Republished with permission from The Spinoff.

New research has revealed the power kombucha’s active ingredient can have on drastically reducing E coli levels in dairy effluent. 

Drinking kombucha can be good for your guts. And it turns out the active ingredients in fashionable fermented tea might be good for the guts of our natural environment too.

A new study from AgResearch scientists has found that scobys used to make kombucha are also effective at cutting E coli contamination down to “undetectable levels” when they’re applied as a treatment to the effluent that comes out of dairy cow sheds.

Dairy farming can have a serious effect on freshwater health, which in turn can have a serious effect on population health. And when bacteria like E coli get into drinking water supplies, it can act as an indication that faecal contamination has taken place, which means other nasties might be present. Finding E coli in a town supply generally results in boil water notices being put in place for residents.

Slimy hell-blob

A scoby – more properly known as a “symbiotic culture of bacteria and yeast” – is a gelatinous microbial substance that has been described on The Spinoff as “a slimy hell-blob”. In this experiment, the kombucha scoby was placed in jars also containing a mix of tap water and dairy shed effluent. For anyone wondering, you probably shouldn’t drink that particular brew.

The research came out of AgResearch’s internal Curiosity Fund, which enables short projects based around researching unusual concepts and ideas. Lead researcher Seth Laurenson said the team originally wanted to explore bioplastics that could be made from a combination of on-farm products and kombucha.

Laurenson said the team had a hunch there might also be interesting results around E coli because kombucha is well known for its antimicrobial properties.

“Where I guess the challenge lay was could we evoke that effect if we put kombucha into a stinky old bit of dairy effluent. If you put it in a pristine tea with everything it needs, then it’ll produce an antimicrobial tonic that people drink. But could we take that one or two steps further?”

Because the research has only taken place at a very early stage, it is still a long way away from being rolled out on-farm. However, the research has managed to produce a proof of concept, which is a useful starting point for any scientific endeavour.

“In this proof of concept, we’ve eliminated that faecal microbe. But where I’d quickly come in after that is to say that’s in the conditions of that experiment, and life is very different when you go to a dairy farm.”

Looking ahead, it could prove to be highly useful research for the wider agricultural industry. Laurenson said farmers are always looking to manage contaminant losses from farms.

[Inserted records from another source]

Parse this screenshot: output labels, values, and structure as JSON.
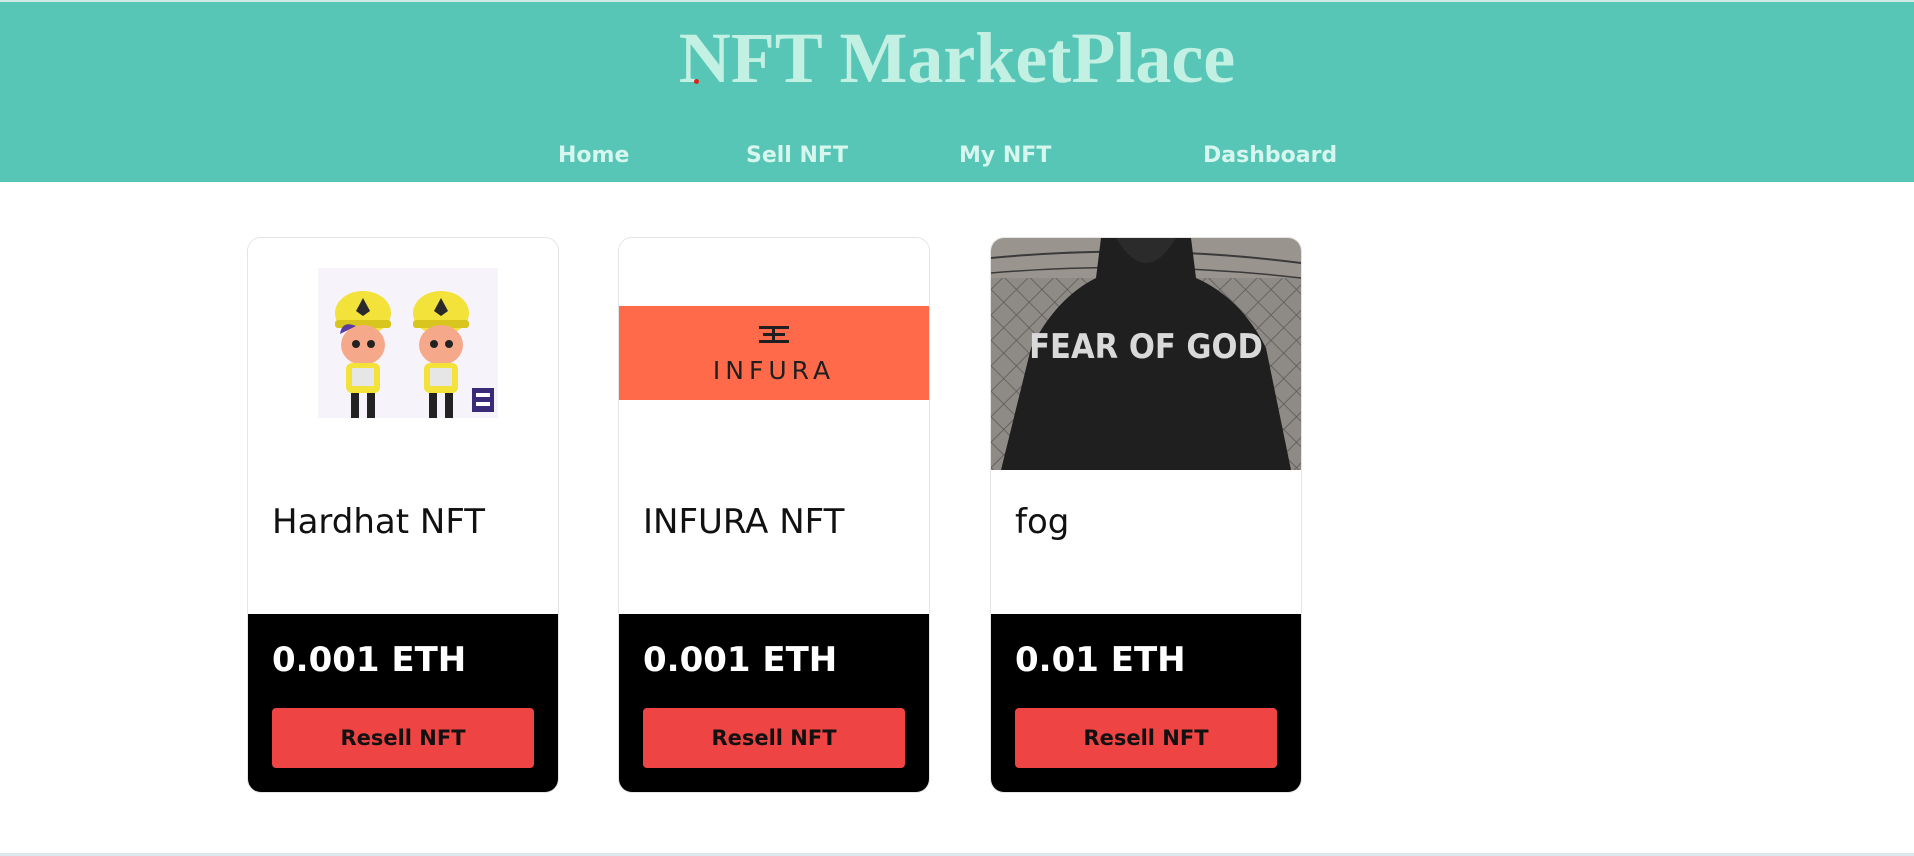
{
  "header": {
    "title": "NFT MarketPlace",
    "nav": [
      {
        "label": "Home"
      },
      {
        "label": "Sell NFT"
      },
      {
        "label": "My NFT"
      },
      {
        "label": "Dashboard"
      }
    ]
  },
  "nfts": [
    {
      "name": "Hardhat NFT",
      "price": "0.001 ETH",
      "action": "Resell NFT",
      "image_icon": "hardhat-workers-icon"
    },
    {
      "name": "INFURA NFT",
      "price": "0.001 ETH",
      "action": "Resell NFT",
      "image_icon": "infura-logo-icon",
      "image_text": "INFURA"
    },
    {
      "name": "fog",
      "price": "0.01 ETH",
      "action": "Resell NFT",
      "image_icon": "fear-of-god-hoodie-icon",
      "image_text": "FEAR OF GOD"
    }
  ],
  "colors": {
    "header_bg": "#58c6b6",
    "title": "#c2f0e3",
    "button": "#ef4444",
    "footer_bg": "#000000"
  }
}
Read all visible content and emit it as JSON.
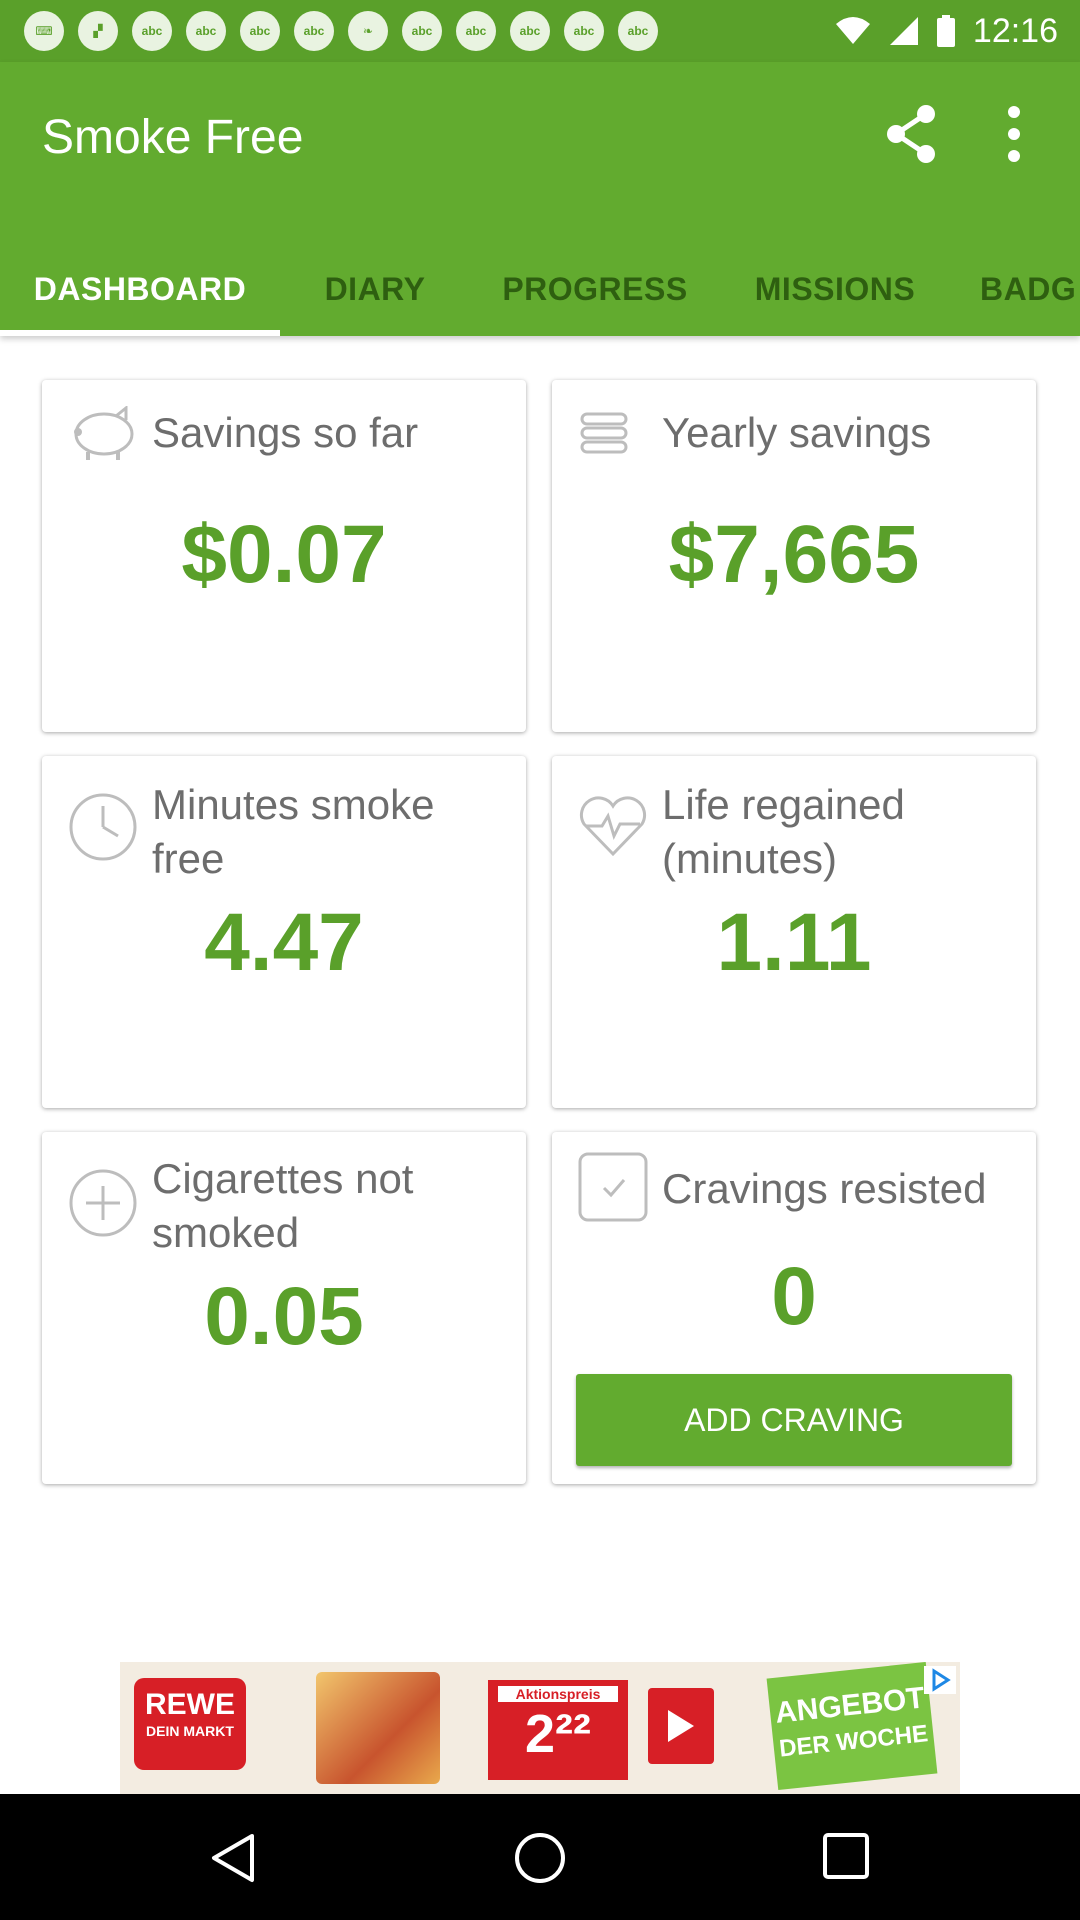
{
  "status_bar": {
    "time": "12:16",
    "notification_icons": [
      "keyboard-icon",
      "flipboard-icon",
      "abc-icon",
      "abc-icon",
      "abc-icon",
      "abc-icon",
      "leaf-icon",
      "abc-icon",
      "abc-icon",
      "abc-icon",
      "abc-icon",
      "abc-icon"
    ],
    "notif_text": [
      "",
      "",
      "abc",
      "abc",
      "abc",
      "",
      "",
      "abc",
      "abc",
      "abc",
      "abc",
      "abc"
    ]
  },
  "app": {
    "title": "Smoke Free"
  },
  "tabs": [
    {
      "label": "DASHBOARD",
      "active": true
    },
    {
      "label": "DIARY"
    },
    {
      "label": "PROGRESS"
    },
    {
      "label": "MISSIONS"
    },
    {
      "label": "BADG"
    }
  ],
  "cards": [
    {
      "icon": "piggy-bank-icon",
      "label": "Savings so far",
      "value": "$0.07"
    },
    {
      "icon": "coins-icon",
      "label": "Yearly savings",
      "value": "$7,665"
    },
    {
      "icon": "clock-icon",
      "label": "Minutes smoke free",
      "value": "4.47"
    },
    {
      "icon": "heart-pulse-icon",
      "label": "Life regained (minutes)",
      "value": "1.11"
    },
    {
      "icon": "plus-circle-icon",
      "label": "Cigarettes not smoked",
      "value": "0.05"
    },
    {
      "icon": "checkbox-icon",
      "label": "Cravings resisted",
      "value": "0",
      "button": "ADD CRAVING"
    }
  ],
  "ad": {
    "brand": "REWE",
    "brand_sub": "DEIN MARKT",
    "price_label": "Aktionspreis",
    "price": "2²²",
    "offer_line1": "ANGEBOT",
    "offer_line2": "DER WOCHE"
  },
  "colors": {
    "accent": "#62ab2f",
    "status": "#5aa02a",
    "value_green": "#5aa02a"
  }
}
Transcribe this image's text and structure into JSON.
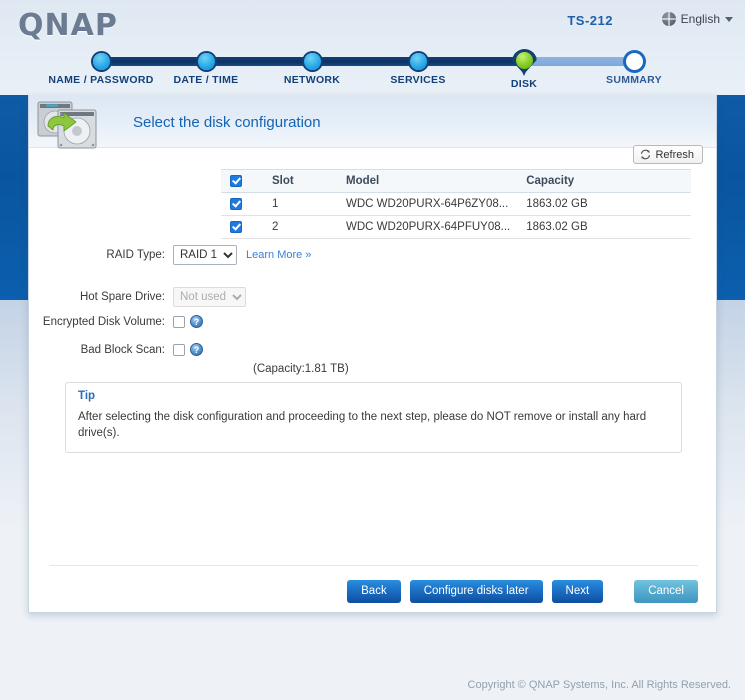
{
  "header": {
    "logo": "QNAP",
    "model": "TS-212",
    "language": "English",
    "globe_icon": "globe-icon",
    "caret_icon": "chevron-down-icon"
  },
  "wizard": {
    "steps": [
      {
        "label": "NAME / PASSWORD",
        "state": "completed"
      },
      {
        "label": "DATE / TIME",
        "state": "completed"
      },
      {
        "label": "NETWORK",
        "state": "completed"
      },
      {
        "label": "SERVICES",
        "state": "completed"
      },
      {
        "label": "DISK",
        "state": "current"
      },
      {
        "label": "SUMMARY",
        "state": "upcoming"
      }
    ]
  },
  "panel": {
    "title": "Select the disk configuration",
    "icon": "hard-disk-configuration-icon",
    "refresh": {
      "label": "Refresh",
      "icon": "refresh-icon"
    }
  },
  "disk_table": {
    "columns": [
      "",
      "Slot",
      "Model",
      "Capacity"
    ],
    "header_checkbox_checked": true,
    "rows": [
      {
        "checked": true,
        "slot": "1",
        "model": "WDC WD20PURX-64P6ZY08...",
        "capacity": "1863.02 GB"
      },
      {
        "checked": true,
        "slot": "2",
        "model": "WDC WD20PURX-64PFUY08...",
        "capacity": "1863.02 GB"
      }
    ]
  },
  "form": {
    "raid_type": {
      "label": "RAID Type:",
      "value": "RAID 1",
      "options": [
        "RAID 1"
      ],
      "learn_more": "Learn More »"
    },
    "capacity_note": "(Capacity:1.81 TB)",
    "hot_spare": {
      "label": "Hot Spare Drive:",
      "value": "Not used",
      "options": [
        "Not used"
      ],
      "disabled": true
    },
    "encrypted_volume": {
      "label": "Encrypted Disk Volume:",
      "checked": false,
      "help": "?"
    },
    "bad_block_scan": {
      "label": "Bad Block Scan:",
      "checked": false,
      "help": "?"
    }
  },
  "tip": {
    "title": "Tip",
    "text": "After selecting the disk configuration and proceeding to the next step, please do NOT remove or install any hard drive(s)."
  },
  "buttons": {
    "back": "Back",
    "configure_later": "Configure disks later",
    "next": "Next",
    "cancel": "Cancel"
  },
  "footer": {
    "copyright": "Copyright © QNAP Systems, Inc. All Rights Reserved."
  },
  "colors": {
    "accent_blue": "#1464b4",
    "track_done": "#123f78",
    "track_todo": "#8fb4e0",
    "current_step_green": "#8ed329",
    "checkbox_blue": "#1e7ae0",
    "side_band": "#0a559f"
  }
}
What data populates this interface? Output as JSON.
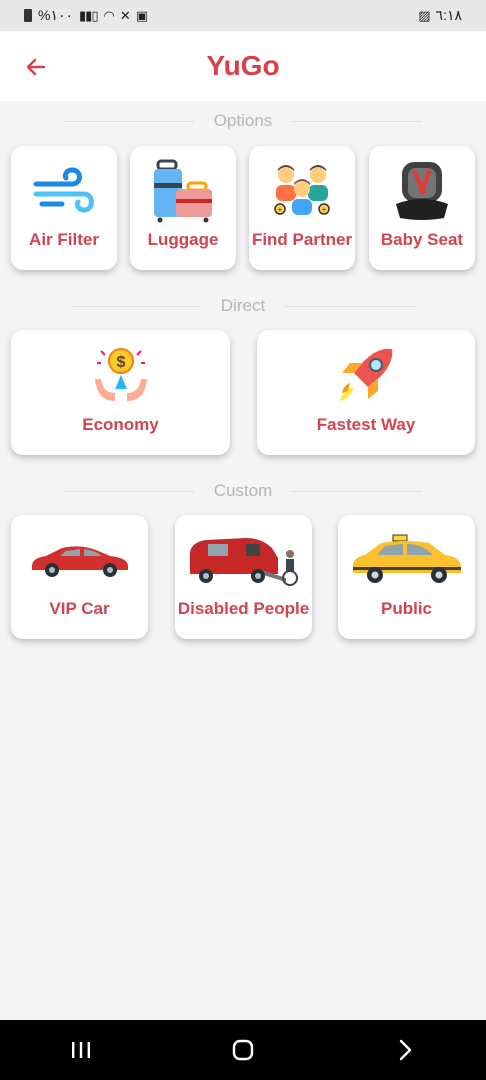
{
  "status": {
    "battery": "%١٠٠",
    "time": "٦:١٨"
  },
  "header": {
    "title": "YuGo"
  },
  "sections": {
    "options": "Options",
    "direct": "Direct",
    "custom": "Custom"
  },
  "options": [
    {
      "label": "Air Filter",
      "icon": "wind-icon"
    },
    {
      "label": "Luggage",
      "icon": "luggage-icon"
    },
    {
      "label": "Find Partner",
      "icon": "partners-icon"
    },
    {
      "label": "Baby Seat",
      "icon": "baby-seat-icon"
    }
  ],
  "direct": [
    {
      "label": "Economy",
      "icon": "money-hands-icon"
    },
    {
      "label": "Fastest Way",
      "icon": "rocket-icon"
    }
  ],
  "custom": [
    {
      "label": "VIP Car",
      "icon": "red-sedan-icon"
    },
    {
      "label": "Disabled People",
      "icon": "accessible-van-icon"
    },
    {
      "label": "Public",
      "icon": "taxi-icon"
    }
  ],
  "colors": {
    "accent": "#d8404a",
    "label": "#d14452",
    "section": "#b5b5b5"
  }
}
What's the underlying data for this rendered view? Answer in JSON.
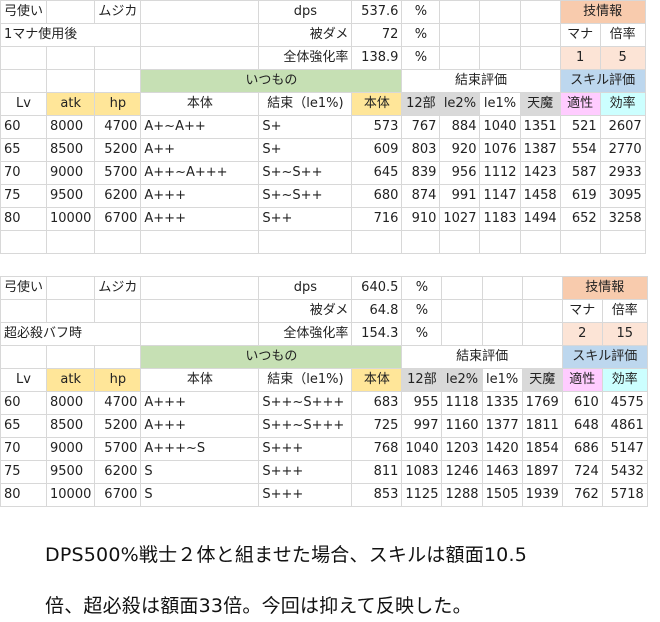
{
  "blocks": [
    {
      "class_name": "弓使い",
      "char_name": "ムジカ",
      "condition": "1マナ使用後",
      "dps_label": "dps",
      "dps_value": "537.6",
      "dps_unit": "%",
      "dmg_label": "被ダメ",
      "dmg_value": "72",
      "dmg_unit": "%",
      "boost_label": "全体強化率",
      "boost_value": "138.9",
      "boost_unit": "%",
      "skill_info": "技情報",
      "mana_label": "マナ",
      "mult_label": "倍率",
      "mana_value": "1",
      "mult_value": "5",
      "group_itsumo": "いつもの",
      "group_kessoku": "結束評価",
      "group_skill": "スキル評価",
      "headers": [
        "Lv",
        "atk",
        "hp",
        "本体",
        "結束（le1%)",
        "本体",
        "12部",
        "le2%",
        "le1%",
        "天魔",
        "適性",
        "効率"
      ],
      "rows": [
        [
          "60",
          "8000",
          "4700",
          "A+~A++",
          "S+",
          "573",
          "767",
          "884",
          "1040",
          "1351",
          "521",
          "2607"
        ],
        [
          "65",
          "8500",
          "5200",
          "A++",
          "S+",
          "609",
          "803",
          "920",
          "1076",
          "1387",
          "554",
          "2770"
        ],
        [
          "70",
          "9000",
          "5700",
          "A++~A+++",
          "S+~S++",
          "645",
          "839",
          "956",
          "1112",
          "1423",
          "587",
          "2933"
        ],
        [
          "75",
          "9500",
          "6200",
          "A+++",
          "S+~S++",
          "680",
          "874",
          "991",
          "1147",
          "1458",
          "619",
          "3095"
        ],
        [
          "80",
          "10000",
          "6700",
          "A+++",
          "S++",
          "716",
          "910",
          "1027",
          "1183",
          "1494",
          "652",
          "3258"
        ]
      ]
    },
    {
      "class_name": "弓使い",
      "char_name": "ムジカ",
      "condition": "超必殺バフ時",
      "dps_label": "dps",
      "dps_value": "640.5",
      "dps_unit": "%",
      "dmg_label": "被ダメ",
      "dmg_value": "64.8",
      "dmg_unit": "%",
      "boost_label": "全体強化率",
      "boost_value": "154.3",
      "boost_unit": "%",
      "skill_info": "技情報",
      "mana_label": "マナ",
      "mult_label": "倍率",
      "mana_value": "2",
      "mult_value": "15",
      "group_itsumo": "いつもの",
      "group_kessoku": "結束評価",
      "group_skill": "スキル評価",
      "headers": [
        "Lv",
        "atk",
        "hp",
        "本体",
        "結束（le1%)",
        "本体",
        "12部",
        "le2%",
        "le1%",
        "天魔",
        "適性",
        "効率"
      ],
      "rows": [
        [
          "60",
          "8000",
          "4700",
          "A+++",
          "S++~S+++",
          "683",
          "955",
          "1118",
          "1335",
          "1769",
          "610",
          "4575"
        ],
        [
          "65",
          "8500",
          "5200",
          "A+++",
          "S++~S+++",
          "725",
          "997",
          "1160",
          "1377",
          "1811",
          "648",
          "4861"
        ],
        [
          "70",
          "9000",
          "5700",
          "A+++~S",
          "S+++",
          "768",
          "1040",
          "1203",
          "1420",
          "1854",
          "686",
          "5147"
        ],
        [
          "75",
          "9500",
          "6200",
          "S",
          "S+++",
          "811",
          "1083",
          "1246",
          "1463",
          "1897",
          "724",
          "5432"
        ],
        [
          "80",
          "10000",
          "6700",
          "S",
          "S+++",
          "853",
          "1125",
          "1288",
          "1505",
          "1939",
          "762",
          "5718"
        ]
      ]
    }
  ],
  "note_line1": "DPS500%戦士２体と組ませた場合、スキルは額面10.5",
  "note_line2": "倍、超必殺は額面33倍。今回は抑えて反映した。"
}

“The discussion that we’ve had in New Zealand has centred largely around nitrogen. But frequently that discussion has included things like sediment, phosphorus and E coli, which is an indicator species for faecal microbes in general.”

Potential implications

It isn’t the first time kombucha has been at the heart of a novel experiment in dairy farming. A previous collaboration between Fonterra and AgResearch looked into whether it could help reduce methane, the climate-warming gas belched out by cows.

Along with the reduction of E coli, the experiment also found that the PH balance of the water was lowered in samples with scobys – in other words, the water became more acidic. And when the PH level of the water was controlled, the die-off of E coli in the sample wasn’t as pronounced.

“So we could potentially say it’s not necessarily the reduction in the PH alone that is causing the die-off. We suspect there’s some other thing going on there,” said Laurenson.

“What the literature would suggest is that kombucha changes the PH, making it more acidic, producing that acetic acid, but it’s also producing small amounts of alcohol as well, which as we know is a good antimicrobial as well.”

That, in turn, raises potential implications for freshwater health if the study’s finding were to be applied on-farm straight away. The way effluent is normally treated is by putting it in a big pond, and then irrigating it out over farmland, but the product of this experiment wouldn’t necessarily be good for that purpose.

Laurenson said the logical next step of research would be to take the effluent that had been treated for E coli, and then figure out how the effluent’s PH balance can be corrected, lowering the acidity level again.

He’s also interested in following up the research with more work on bioplastics that can be both produced and used on farms, given that was the original focus of the project before it shifted to effluent treatment.

Laurenson added that a major value of this sort of research was in exploring ideas, and said he had been fascinated by the properties of kombucha – in part because his wife and a lot of their friends love drinking it.